Definition: A sampling plan provides an outline based on which the researcher performs research. Also, it provides a sketch required for ensuring that the data gathered is a representation of the defined target population. It is widely used in research studies. A researcher designs a sampling plan to prove that the data collected is valid and reliable for the concerned population.
It explains which category the researcher chooses for the survey. Also, it states the right sample size. Additionally, it expresses how the researcher has to be selected out of the population.
Issues Addressed by Sampling Plan
A sampling plan is the base from which the research starts. It includes the following three major decisions:
The researcher decides what the sampling unit should be. It involves choosing the category of the population to be surveyed. It defines the specific target population.
In the Banking industry, the researcher decides: what should the sampling unit include. It may cover current account holders, saving account holders, or both.
The researcher takes such decisions at the time of designing the sampling frame. They do so to give all the elements of the target population an equal chance of getting included in the sample.
The researcher has to determine the sample size. This means how many objects in the sample the researcher will survey. Generally, “the larger the sample size, the more is the reliability”. Therefore, researchers try to cover as many samples as possible.
Which method should the researcher use to perform sampling? For that, he must ensure that all the objects of the population have a fair and equal change of selection. Generally, researchers use probability sampling for determining the objects for selection. This is because probability sampling represents the sample more accurately.
In this regard, we are going to learn the two sampling methods:
- Simple Random Sampling: In this, every item of the sample has an equal chance of getting selected.
- Stratified Sampling: Here, the researcher divides the population into mutually exclusive groups, viz., age group. After that, the researcher will choose the elements randomly from each group.
- Cluster Sampling: Another name for cluster sampling is area sampling. In this, the researcher divides the population into existing groups or clusters. After that he chooses a sample of clusters on a random basis from the population.
However, the researcher usually finds probability sampling costly and time-consuming. In such a case, he can make use of non-probability sampling. It is a sampling by means of choice.
- Convenience Sampling: Here, the researcher selects the easiest and most accessible population member.

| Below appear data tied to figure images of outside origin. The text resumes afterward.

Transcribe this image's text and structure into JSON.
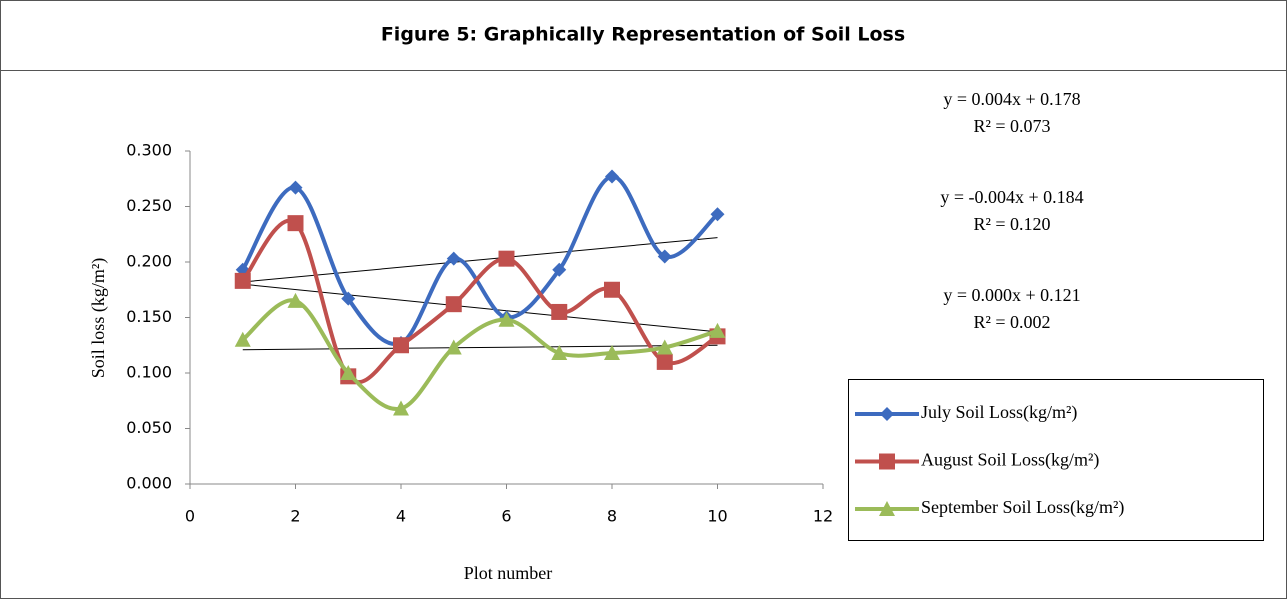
{
  "chart_data": {
    "type": "line",
    "title": "Figure 5: Graphically Representation of Soil Loss",
    "x_label": "Plot number",
    "y_label": "Soil loss (kg/m²)",
    "x": [
      1,
      2,
      3,
      4,
      5,
      6,
      7,
      8,
      9,
      10
    ],
    "series": [
      {
        "name": "July Soil Loss(kg/m²)",
        "color": "#3d6bbf",
        "marker": "diamond",
        "values": [
          0.193,
          0.267,
          0.167,
          0.127,
          0.203,
          0.15,
          0.193,
          0.277,
          0.205,
          0.243
        ]
      },
      {
        "name": "August Soil Loss(kg/m²)",
        "color": "#c0504d",
        "marker": "square",
        "values": [
          0.183,
          0.235,
          0.097,
          0.125,
          0.162,
          0.203,
          0.155,
          0.175,
          0.11,
          0.133
        ]
      },
      {
        "name": "September Soil Loss(kg/m²)",
        "color": "#9bbb59",
        "marker": "triangle",
        "values": [
          0.13,
          0.165,
          0.1,
          0.068,
          0.123,
          0.148,
          0.118,
          0.118,
          0.123,
          0.138
        ]
      }
    ],
    "trendlines": [
      {
        "x": [
          1,
          10
        ],
        "values": [
          0.182,
          0.222
        ]
      },
      {
        "x": [
          1,
          10
        ],
        "values": [
          0.18,
          0.137
        ]
      },
      {
        "x": [
          1,
          10
        ],
        "values": [
          0.121,
          0.125
        ]
      }
    ],
    "annotations": [
      {
        "equation": "y = 0.004x + 0.178",
        "r2": "R² = 0.073"
      },
      {
        "equation": "y = -0.004x + 0.184",
        "r2": "R² = 0.120"
      },
      {
        "equation": "y = 0.000x + 0.121",
        "r2": "R² = 0.002"
      }
    ],
    "xlim": [
      0,
      12
    ],
    "xticks": [
      0,
      2,
      4,
      6,
      8,
      10,
      12
    ],
    "ylim": [
      0,
      0.3
    ],
    "yticks": [
      {
        "value": 0,
        "label": "0.000"
      },
      {
        "value": 0.05,
        "label": "0.050"
      },
      {
        "value": 0.1,
        "label": "0.100"
      },
      {
        "value": 0.15,
        "label": "0.150"
      },
      {
        "value": 0.2,
        "label": "0.200"
      },
      {
        "value": 0.25,
        "label": "0.250"
      },
      {
        "value": 0.3,
        "label": "0.300"
      }
    ],
    "grid": false,
    "smooth": true,
    "legend": "right"
  }
}
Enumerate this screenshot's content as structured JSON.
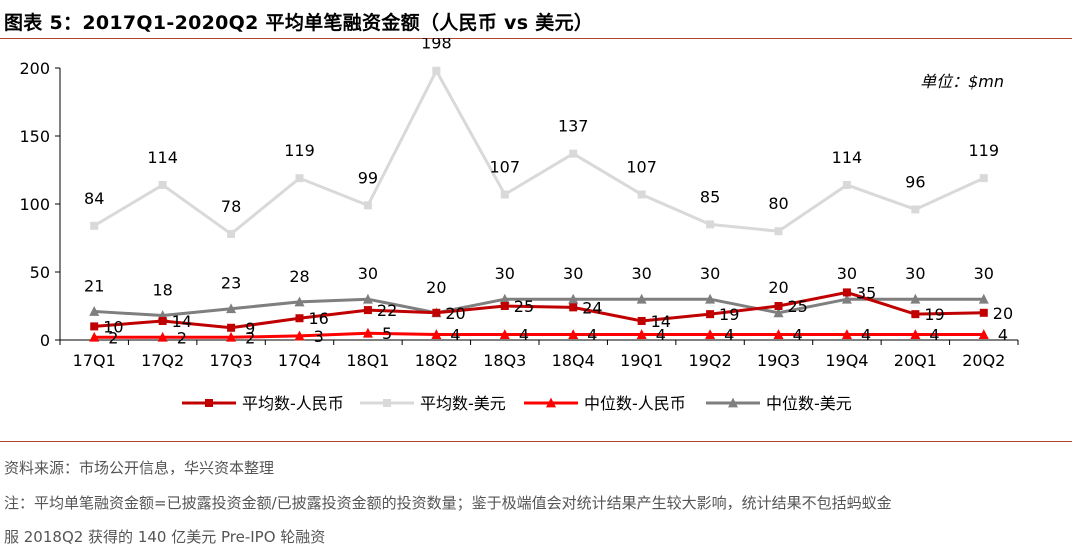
{
  "figure": {
    "title": "图表 5：2017Q1-2020Q2 平均单笔融资金额（人民币  vs  美元）",
    "unit_note": "单位：$mn"
  },
  "notes": {
    "source": "资料来源：市场公开信息，华兴资本整理",
    "note_line1": "注：平均单笔融资金额=已披露投资金额/已披露投资金额的投资数量；鉴于极端值会对统计结果产生较大影响，统计结果不包括蚂蚁金",
    "note_line2": "服 2018Q2 获得的 140 亿美元 Pre-IPO 轮融资"
  },
  "chart_data": {
    "type": "line",
    "title": "",
    "xlabel": "",
    "ylabel": "",
    "ylim": [
      0,
      200
    ],
    "yticks": [
      0,
      50,
      100,
      150,
      200
    ],
    "grid": false,
    "legend_position": "bottom",
    "categories": [
      "17Q1",
      "17Q2",
      "17Q3",
      "17Q4",
      "18Q1",
      "18Q2",
      "18Q3",
      "18Q4",
      "19Q1",
      "19Q2",
      "19Q3",
      "19Q4",
      "20Q1",
      "20Q2"
    ],
    "series": [
      {
        "name": "平均数-人民币",
        "color": "#c00000",
        "marker": "square",
        "values": [
          10,
          14,
          9,
          16,
          22,
          20,
          25,
          24,
          14,
          19,
          25,
          35,
          19,
          20
        ]
      },
      {
        "name": "平均数-美元",
        "color": "#d9d9d9",
        "marker": "square",
        "values": [
          84,
          114,
          78,
          119,
          99,
          198,
          107,
          137,
          107,
          85,
          80,
          114,
          96,
          119
        ]
      },
      {
        "name": "中位数-人民币",
        "color": "#ff0000",
        "marker": "triangle",
        "values": [
          2,
          2,
          2,
          3,
          5,
          4,
          4,
          4,
          4,
          4,
          4,
          4,
          4,
          4
        ]
      },
      {
        "name": "中位数-美元",
        "color": "#7f7f7f",
        "marker": "triangle",
        "values": [
          21,
          18,
          23,
          28,
          30,
          20,
          30,
          30,
          30,
          30,
          20,
          30,
          30,
          30
        ]
      }
    ]
  }
}
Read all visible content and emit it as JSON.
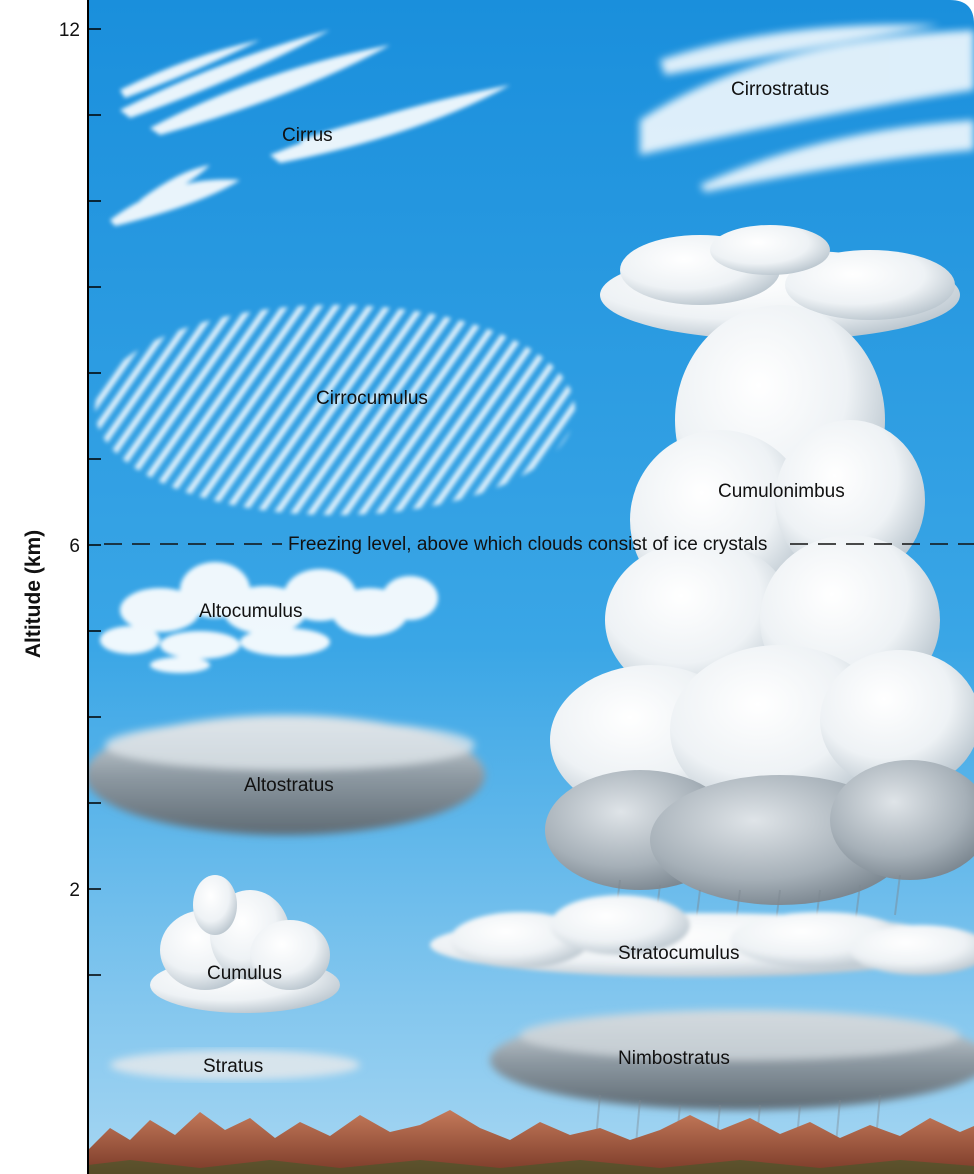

- Judgment Sampling: Here, the researcher selects those members of the population whom he thinks that will contribute accurate information.
- Quota sampling: Here, the researcher interviews the fixed number of members of each category.
Thus, a researcher can select any kind of sample as per his convenience, subject to it fulfilling the purpose for which research takes place.
Steps involving Sampling Plan
An ideal sampling plan covers the following steps:
Define the target population
First of all, the researcher needs to decide and identify the group or batch for the study. The target population must be alloted identity by using descriptors. These descriptors indicate the characteristics of the elements. This will depict the target population frame.
Choose the data collection method
The researcher must choose a method for collecting the necessary data from the target population elements. For this, he uses information problem definition, data requirements and set research objectives.
Find out the sampling frames required
Once the researcher decides whom or what should be evaluated. The next step is to bring together a list of eligible sampling units. This list must have enough information about each prospective sampling unit. This allows the researcher can communicate with them. An incomplete sampling frame decreases the possibility of drawing a representative sample.
Pick the suitable sampling method
The researcher needs to pick any of the two types of sampling methods. The methods are probability and non-probability sampling. Usually, probability sampling yields better results. Also, it provides valid information about the target population’s criteria.
Ascertain necessary sample sizes and contract rates
The researcher must consider how accurate the sample estimates must be. Also, he needs to take into account how much time and money are available to collect data. To decide the right size of the sample, the researcher has to make the following decisions:
- Variability of population characteristics that is undergoing investigation.
- The confidence level is desired in the estimates.
- Degree of precision needed to estimate the population characteristic.
Design an operating plan for choosing the sample units
The researcher will design the actual procedures to use. He must include all the prospective respondents who form part of the sample.
Execute the operational plan
Carrying out data collection activities. This may involve actually talking to the prospective respondents by way of a telephone interview.
A word from Business Jargons
A sampling plan states the procedure for determining when the group under study is to be accepted or rejected. Further, if the sample gets rejected, the researcher must integrate corrective measures. He should do so after the complete inspection. After that, replacement of defective items with good ones takes place. We call this process a rectifying inspection.